The health department, Anderson announced, was ‘obsessed’ by buildings. NHS Estates was a huge organisation that focused on the
size of rooms, car parks and the construction of new hospitals as the way to improve patient care. ‘Abolish it,’ he told Stevens. ‘To get change, you can’t nickel-and-dime. The NHS is filled with folk trying to block change. You need to offload billions of pounds of work.’

Anderson was introduced to Blair, who was sympathetic to his lament that the NHS was being run in the interests of its employees and not the patients. ‘They believe 200 per cent that the NHS belongs to them,’ said Anderson. ‘They don’t want to change it.’ Crisp, he added, ‘hates talking about money. He loves talking cerebrally about “change”. He oversees forty-two NHS quangos employing ten times more staff than the department’s headquarters in Whitehall. And nothing happens. He ignores that he’s running the biggest business in the world.’ (Anderson did not count the Chinese army as a business.)

‘How do we change it?’ asked Blair.

‘You’ve got to use the private sector.’

Anderson assumed that ‘Getting Tony to land on a decision will be difficult. The problem for him will be a political bridge too far.’

For four years Blair had relied on Milburn and Stevens as agents of change, but they were not guided by either an ideology or a master plan. Everything was hit or miss; even the anticipated showdown with Brown about foundation hospitals was undirected. ‘Progress is always heavy lifting,’ a Downing Street adviser told Blair, ‘but your problem is that you’ve no clear sight of your destination.’

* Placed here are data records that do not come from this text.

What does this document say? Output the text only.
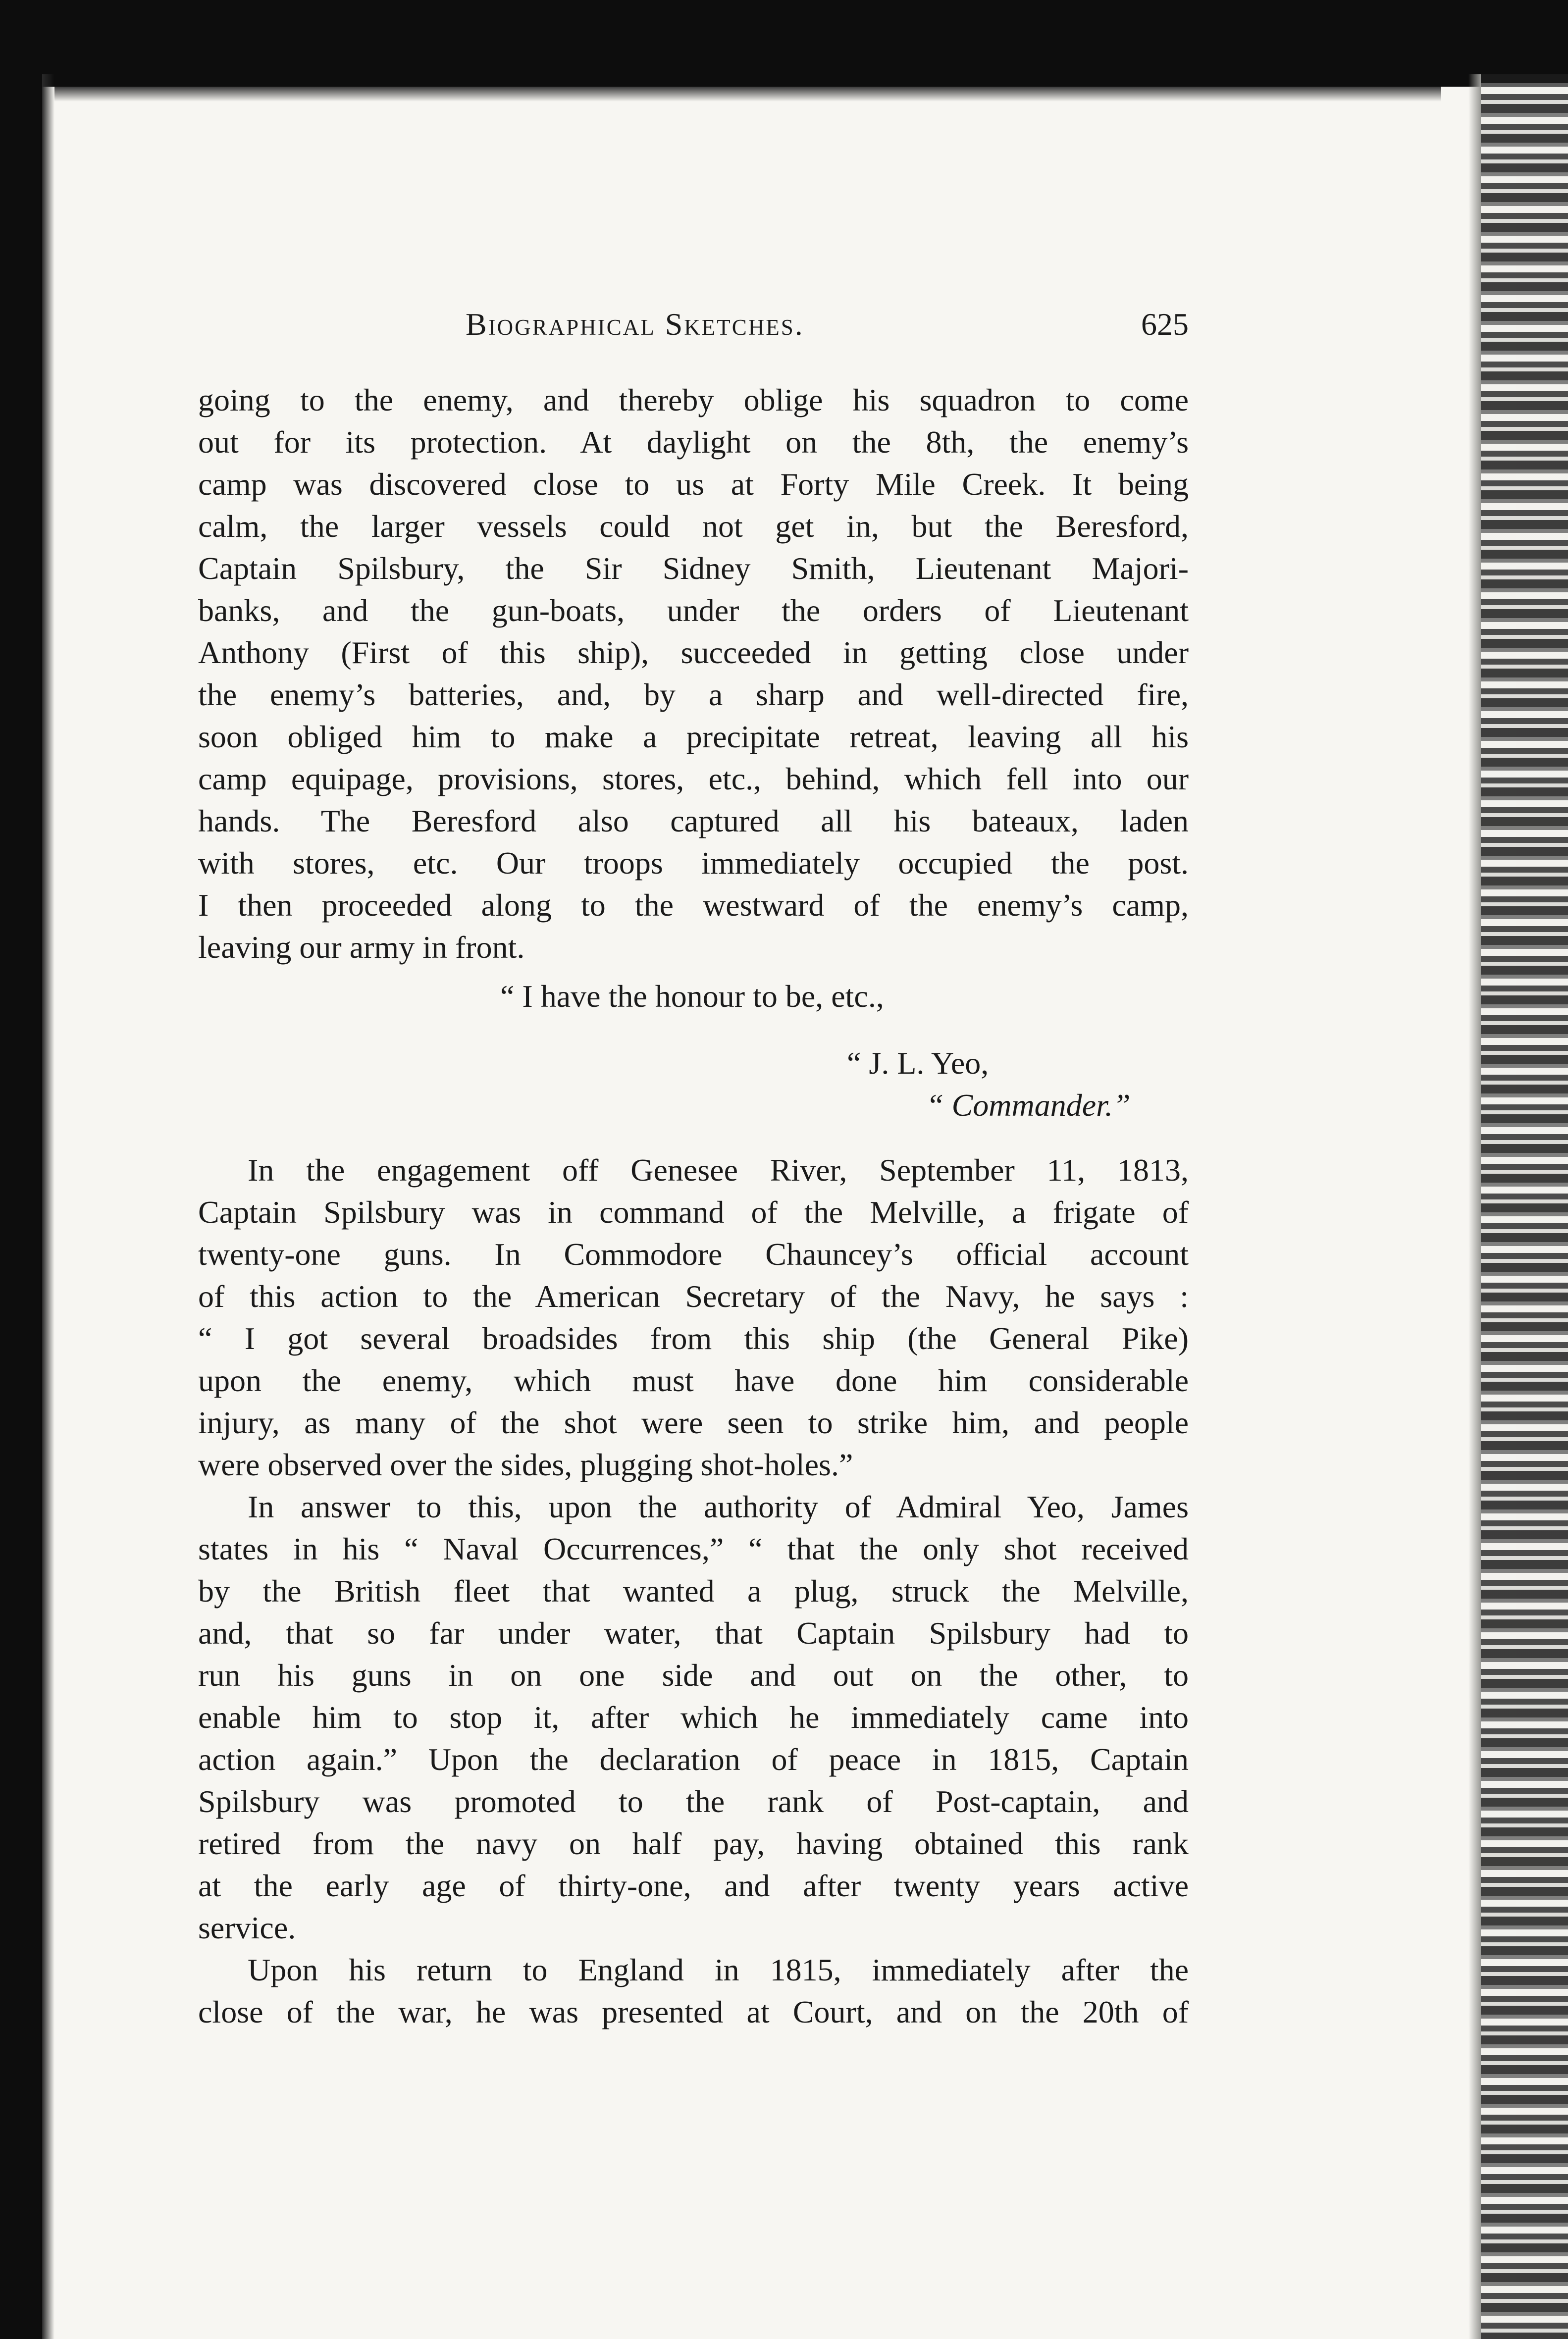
Biographical Sketches.	625
going to the enemy, and thereby oblige his squadron to come
out for its protection. At daylight on the 8th, the enemy’s
camp was discovered close to us at Forty Mile Creek. It being
calm, the larger vessels could not get in, but the Beresford,
Captain Spilsbury, the Sir Sidney Smith, Lieutenant Majori-
banks, and the gun-boats, under the orders of Lieutenant
Anthony (First of this ship), succeeded in getting close under
the enemy’s batteries, and, by a sharp and well-directed fire,
soon obliged him to make a precipitate retreat, leaving all his
camp equipage, provisions, stores, etc., behind, which fell into our
hands. The Beresford also captured all his bateaux, laden
with stores, etc. Our troops immediately occupied the post.
I then proceeded along to the westward of the enemy’s camp,
leaving our army in front.
“ I have the honour to be, etc.,
“ J. L. Yeo,
“ Commander.”
In the engagement off Genesee River, September 11, 1813,
Captain Spilsbury was in command of the Melville, a frigate of
twenty-one guns. In Commodore Chauncey’s official account
of this action to the American Secretary of the Navy, he says :
“ I got several broadsides from this ship (the General Pike)
upon the enemy, which must have done him considerable
injury, as many of the shot were seen to strike him, and people
were observed over the sides, plugging shot-holes.”
In answer to this, upon the authority of Admiral Yeo, James
states in his “ Naval Occurrences,” “ that the only shot received
by the British fleet that wanted a plug, struck the Melville,
and, that so far under water, that Captain Spilsbury had to
run his guns in on one side and out on the other, to
enable him to stop it, after which he immediately came into
action again.” Upon the declaration of peace in 1815, Captain
Spilsbury was promoted to the rank of Post-captain, and
retired from the navy on half pay, having obtained this rank
at the early age of thirty-one, and after twenty years active
service.
Upon his return to England in 1815, immediately after the
close of the war, he was presented at Court, and on the 20th of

Blair had no answer. So much was piecemeal, even haphazard, with disappointment the inevitable outcome. The latest disillusionment came in the form of Wendy Thompson, the new head of public-service reform tasked with ensuring Barber’s NHS targets were met. Blair’s choice was not a success. Thompson complained about excessive expectations and was accused of impolitely asserting her authority. Matthew Swindells, a respected health adviser in Whitehall, was among several who resigned rather than experience her conduct. David Omand called her ‘a complete disaster because she didn’t understand government’. Resolving the problem was Jonathan Powell’s job, but he
could neither manage people like Thompson nor co-ordinate policies with Brown, who steadfastly ignored him. Once again, everything depended on Blair.